Wright, 41, made his local knowledge work for him, playing as aggressively as he does in those Wednesday and Friday contests with 15 or 20 of the club's better players.

Jensen, the other four golfers Wright eliminated in match play and the guys he occasionally beats in those money games can blame Bryan Bagley for all of this. As a former sponsor of Wright's pro golf pursuits, Bagley encouraged him to come back and play in 2006, after a couple of years away.

Driving into that same parking lot that evoked frustration and drudgery, Wright suddenly felt different. "It's going to be fun," he said to himself.

And that's how he played Sunday. He blasted a ball over the trees that frame the left side of the par-4 No. 11, where his drive traveled the equivalent of nearly 350 yards, leading to a birdie.

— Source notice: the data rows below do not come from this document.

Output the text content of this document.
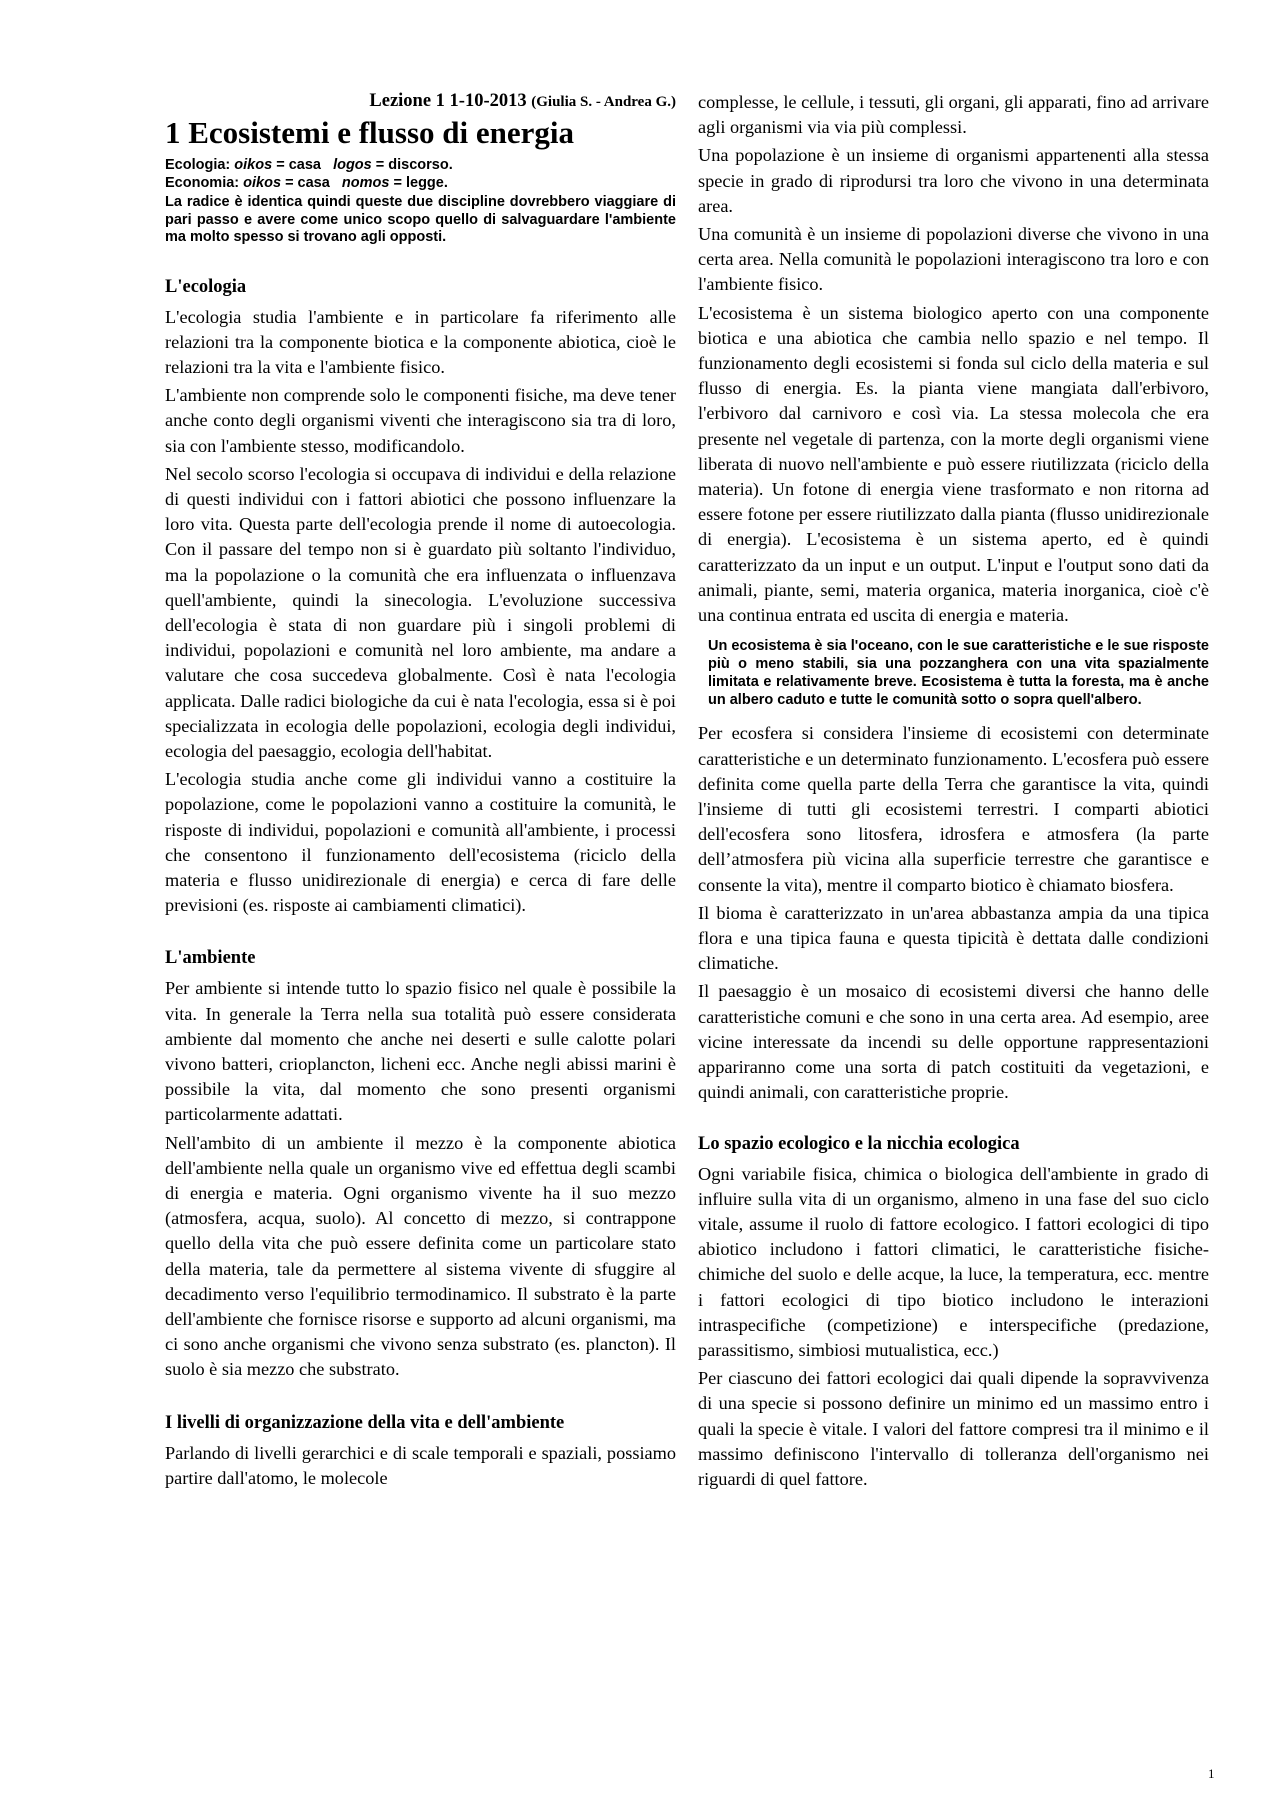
Lezione 1 1-10-2013 (Giulia S. - Andrea G.)
1 Ecosistemi e flusso di energia
Ecologia: oikos = casa logos = discorso.
Economia: oikos = casa nomos = legge.
La radice è identica quindi queste due discipline dovrebbero viaggiare di pari passo e avere come unico scopo quello di salvaguardare l'ambiente ma molto spesso si trovano agli opposti.
L'ecologia

L'ecologia studia l'ambiente e in particolare fa riferimento alle relazioni tra la componente biotica e la componente abiotica, cioè le relazioni tra la vita e l'ambiente fisico.

L'ambiente non comprende solo le componenti fisiche, ma deve tener anche conto degli organismi viventi che interagiscono sia tra di loro, sia con l'ambiente stesso, modificandolo.

Nel secolo scorso l'ecologia si occupava di individui e della relazione di questi individui con i fattori abiotici che possono influenzare la loro vita. Questa parte dell'ecologia prende il nome di autoecologia. Con il passare del tempo non si è guardato più soltanto l'individuo, ma la popolazione o la comunità che era influenzata o influenzava quell'ambiente, quindi la sinecologia. L'evoluzione successiva dell'ecologia è stata di non guardare più i singoli problemi di individui, popolazioni e comunità nel loro ambiente, ma andare a valutare che cosa succedeva globalmente. Così è nata l'ecologia applicata. Dalle radici biologiche da cui è nata l'ecologia, essa si è poi specializzata in ecologia delle popolazioni, ecologia degli individui, ecologia del paesaggio, ecologia dell'habitat.

L'ecologia studia anche come gli individui vanno a costituire la popolazione, come le popolazioni vanno a costituire la comunità, le risposte di individui, popolazioni e comunità all'ambiente, i processi che consentono il funzionamento dell'ecosistema (riciclo della materia e flusso unidirezionale di energia) e cerca di fare delle previsioni (es. risposte ai cambiamenti climatici).

L'ambiente

Per ambiente si intende tutto lo spazio fisico nel quale è possibile la vita. In generale la Terra nella sua totalità può essere considerata ambiente dal momento che anche nei deserti e sulle calotte polari vivono batteri, crioplancton, licheni ecc. Anche negli abissi marini è possibile la vita, dal momento che sono presenti organismi particolarmente adattati.

Nell'ambito di un ambiente il mezzo è la componente abiotica dell'ambiente nella quale un organismo vive ed effettua degli scambi di energia e materia. Ogni organismo vivente ha il suo mezzo (atmosfera, acqua, suolo). Al concetto di mezzo, si contrappone quello della vita che può essere definita come un particolare stato della materia, tale da permettere al sistema vivente di sfuggire al decadimento verso l'equilibrio termodinamico. Il substrato è la parte dell'ambiente che fornisce risorse e supporto ad alcuni organismi, ma ci sono anche organismi che vivono senza substrato (es. plancton). Il suolo è sia mezzo che substrato.

I livelli di organizzazione della vita e dell'ambiente

Parlando di livelli gerarchici e di scale temporali e spaziali, possiamo partire dall'atomo, le molecole

complesse, le cellule, i tessuti, gli organi, gli apparati, fino ad arrivare agli organismi via via più complessi.

Una popolazione è un insieme di organismi appartenenti alla stessa specie in grado di riprodursi tra loro che vivono in una determinata area.

Una comunità è un insieme di popolazioni diverse che vivono in una certa area. Nella comunità le popolazioni interagiscono tra loro e con l'ambiente fisico.

L'ecosistema è un sistema biologico aperto con una componente biotica e una abiotica che cambia nello spazio e nel tempo. Il funzionamento degli ecosistemi si fonda sul ciclo della materia e sul flusso di energia. Es. la pianta viene mangiata dall'erbivoro, l'erbivoro dal carnivoro e così via. La stessa molecola che era presente nel vegetale di partenza, con la morte degli organismi viene liberata di nuovo nell'ambiente e può essere riutilizzata (riciclo della materia). Un fotone di energia viene trasformato e non ritorna ad essere fotone per essere riutilizzato dalla pianta (flusso unidirezionale di energia). L'ecosistema è un sistema aperto, ed è quindi caratterizzato da un input e un output. L'input e l'output sono dati da animali, piante, semi, materia organica, materia inorganica, cioè c'è una continua entrata ed uscita di energia e materia.

Un ecosistema è sia l'oceano, con le sue caratteristiche e le sue risposte più o meno stabili, sia una pozzanghera con una vita spazialmente limitata e relativamente breve. Ecosistema è tutta la foresta, ma è anche un albero caduto e tutte le comunità sotto o sopra quell'albero.

Per ecosfera si considera l'insieme di ecosistemi con determinate caratteristiche e un determinato funzionamento. L'ecosfera può essere definita come quella parte della Terra che garantisce la vita, quindi l'insieme di tutti gli ecosistemi terrestri. I comparti abiotici dell'ecosfera sono litosfera, idrosfera e atmosfera (la parte dell’atmosfera più vicina alla superficie terrestre che garantisce e consente la vita), mentre il comparto biotico è chiamato biosfera.

Il bioma è caratterizzato in un'area abbastanza ampia da una tipica flora e una tipica fauna e questa tipicità è dettata dalle condizioni climatiche.

Il paesaggio è un mosaico di ecosistemi diversi che hanno delle caratteristiche comuni e che sono in una certa area. Ad esempio, aree vicine interessate da incendi su delle opportune rappresentazioni appariranno come una sorta di patch costituiti da vegetazioni, e quindi animali, con caratteristiche proprie.

Lo spazio ecologico e la nicchia ecologica

Ogni variabile fisica, chimica o biologica dell'ambiente in grado di influire sulla vita di un organismo, almeno in una fase del suo ciclo vitale, assume il ruolo di fattore ecologico. I fattori ecologici di tipo abiotico includono i fattori climatici, le caratteristiche fisiche-chimiche del suolo e delle acque, la luce, la temperatura, ecc. mentre i fattori ecologici di tipo biotico includono le interazioni intraspecifiche (competizione) e interspecifiche (predazione, parassitismo, simbiosi mutualistica, ecc.)

Per ciascuno dei fattori ecologici dai quali dipende la sopravvivenza di una specie si possono definire un minimo ed un massimo entro i quali la specie è vitale. I valori del fattore compresi tra il minimo e il massimo definiscono l'intervallo di tolleranza dell'organismo nei riguardi di quel fattore.

1
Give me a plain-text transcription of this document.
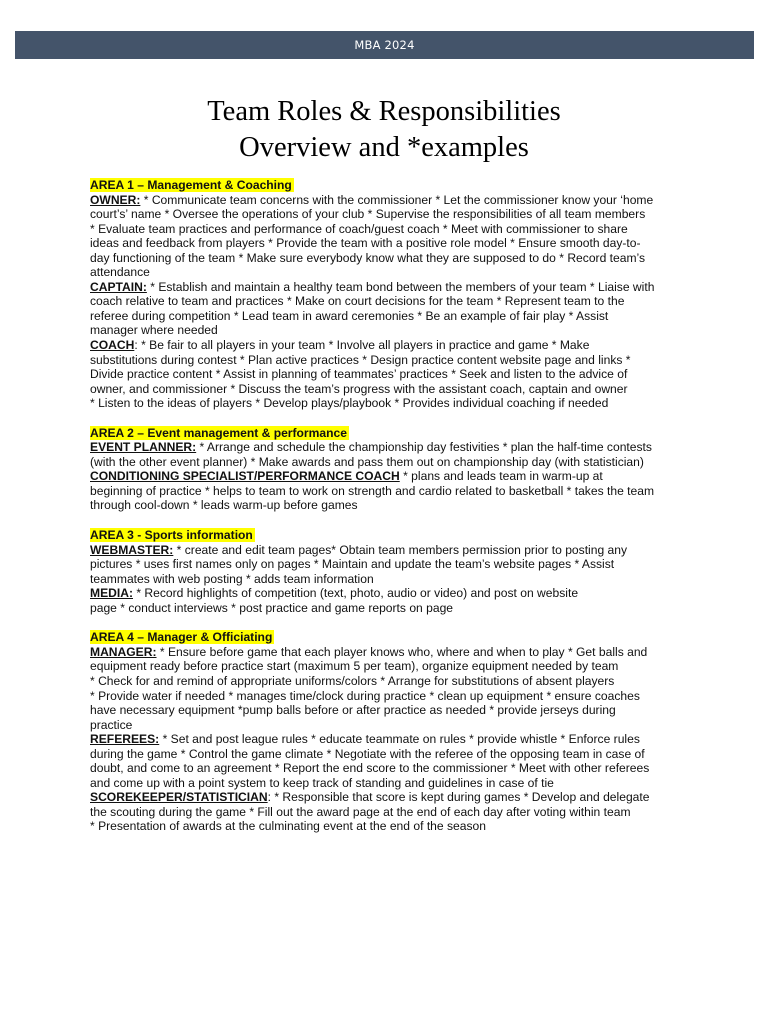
MBA 2024
Team Roles & Responsibilities
Overview and *examples

AREA 1 – Management & Coaching

OWNER: * Communicate team concerns with the commissioner * Let the commissioner know your ‘home

court’s’ name * Oversee the operations of your club * Supervise the responsibilities of all team members

* Evaluate team practices and performance of coach/guest coach * Meet with commissioner to share

ideas and feedback from players * Provide the team with a positive role model * Ensure smooth day-to-

day functioning of the team * Make sure everybody know what they are supposed to do * Record team’s

attendance

CAPTAIN: * Establish and maintain a healthy team bond between the members of your team * Liaise with

coach relative to team and practices * Make on court decisions for the team * Represent team to the

referee during competition * Lead team in award ceremonies * Be an example of fair play * Assist

manager where needed

COACH: * Be fair to all players in your team * Involve all players in practice and game * Make

substitutions during contest * Plan active practices * Design practice content website page and links *

Divide practice content * Assist in planning of teammates’ practices * Seek and listen to the advice of

owner, and commissioner * Discuss the team’s progress with the assistant coach, captain and owner

* Listen to the ideas of players * Develop plays/playbook * Provides individual coaching if needed

AREA 2 – Event management & performance

EVENT PLANNER: * Arrange and schedule the championship day festivities * plan the half-time contests

(with the other event planner) * Make awards and pass them out on championship day (with statistician)

CONDITIONING SPECIALIST/PERFORMANCE COACH * plans and leads team in warm-up at

beginning of practice * helps to team to work on strength and cardio related to basketball * takes the team

through cool-down * leads warm-up before games

AREA 3 - Sports information

WEBMASTER: * create and edit team pages* Obtain team members permission prior to posting any

pictures * uses first names only on pages * Maintain and update the team’s website pages * Assist

teammates with web posting * adds team information

MEDIA: * Record highlights of competition (text, photo, audio or video) and post on website

page * conduct interviews * post practice and game reports on page

AREA 4 – Manager & Officiating

MANAGER: * Ensure before game that each player knows who, where and when to play * Get balls and

equipment ready before practice start (maximum 5 per team), organize equipment needed by team

* Check for and remind of appropriate uniforms/colors * Arrange for substitutions of absent players

* Provide water if needed * manages time/clock during practice * clean up equipment * ensure coaches

have necessary equipment *pump balls before or after practice as needed * provide jerseys during

practice

REFEREES: * Set and post league rules * educate teammate on rules * provide whistle * Enforce rules

during the game * Control the game climate * Negotiate with the referee of the opposing team in case of

doubt, and come to an agreement * Report the end score to the commissioner * Meet with other referees

and come up with a point system to keep track of standing and guidelines in case of tie

SCOREKEEPER/STATISTICIAN: * Responsible that score is kept during games * Develop and delegate

the scouting during the game * Fill out the award page at the end of each day after voting within team

* Presentation of awards at the culminating event at the end of the season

That shot was illustrative of a golfer who's playing for fun now, as opposed to playing for a living. That's not to say there was no pressure on Wright, considering the expectations of club members, who kept driving that point home "every day since the course opened in March," he said.

A son of the late Bob Wright, the runner-up to Scott Matheson in the 1980 Utah governor's race, Wright himself once was chasing politics and the PGA Tour at the same time. Campaigning during the 2002 tour qualifying process, he lost to Greg Curtis as a Democrat seeking a Utah House seat from Sandy.

That bid was part of his determination, as he said then, "to not base your success or failure in life on whether that stupid ball goes in the hole."

Yet when that happened for the last time Sunday, Wright was thrilled. Nobody grows up dreaming of making a tough putt for a bogey to win the State Am, but Wright did not care about that circumstance. All that mattered was he made it, completing his victory on a classic course where golf is fun again.